The gentleman from Massachusetts dislikes the measure, because it commands the concurrence of those who have been hithertoopposed, in regard to the tariff; and is approved by the gentleman from South Carolina, (Mr. Calhoun,) as well as by myself. Why, sir, the gentleman has told us that he is not opposed to any compromise. Will he be pleased to say how any compromise can be effected, without a concurrence between those who had been previously divided, and taking some medium between the two extremes? The wider the division may have been, so much the better for the compromise, which ought to be judged of by its nature and by its terms, and not solely by those who happen to vote for it. It is an adjustment to which both the great interests in this country may accede without either being dishonored. The triumph of neither is complete. Each, for the sake of peace, harmony, and union, makes some concessions. The south has contended that every vestige of protection should be eradicated from the statute-book, and the revenue standard forthwith adopted.
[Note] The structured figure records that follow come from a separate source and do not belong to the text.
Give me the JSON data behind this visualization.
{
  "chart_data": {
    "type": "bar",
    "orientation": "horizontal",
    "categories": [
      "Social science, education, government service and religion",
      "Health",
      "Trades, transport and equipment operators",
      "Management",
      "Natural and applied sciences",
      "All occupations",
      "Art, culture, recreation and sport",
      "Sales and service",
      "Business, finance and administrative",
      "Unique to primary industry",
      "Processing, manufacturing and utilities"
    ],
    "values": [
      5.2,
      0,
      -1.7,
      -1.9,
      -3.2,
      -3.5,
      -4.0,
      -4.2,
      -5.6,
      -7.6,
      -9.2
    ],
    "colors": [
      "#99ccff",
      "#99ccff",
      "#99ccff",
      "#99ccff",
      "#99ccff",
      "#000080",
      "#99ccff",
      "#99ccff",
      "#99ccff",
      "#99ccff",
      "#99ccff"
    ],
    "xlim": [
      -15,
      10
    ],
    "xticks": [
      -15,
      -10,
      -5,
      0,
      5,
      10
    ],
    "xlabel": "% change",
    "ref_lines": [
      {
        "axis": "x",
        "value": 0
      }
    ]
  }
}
In assenting to this bill, it waives that pretension—yields to reasonable protection for nine years; and consents, in consideration of the maximum of twenty per centum, to be subsequently applied, to discriminations below it, cash duties, home valuations, and a long list of free articles. The north and west have contended for the practical application of the principle of protection, regulated by no other limit than the necessary wants of the country. If they accede to this adjustment, they agree, in consideration of the stability and certainty which nine years’ duration of a favorite system of policy affords, and of the other advantages which have been enumerated, to come down in 1842 to a limit not exceeding twenty per centum. Both parties, animated by a desire to avert the evils which might flow from carrying out into all their consequences the cherished system of either, have met upon common ground, made mutual and friendly concessions, and, I trust, and sincerely believe, that neither will have, hereafter, occasion to regret, as neither can justly reproach the other with what may be now done.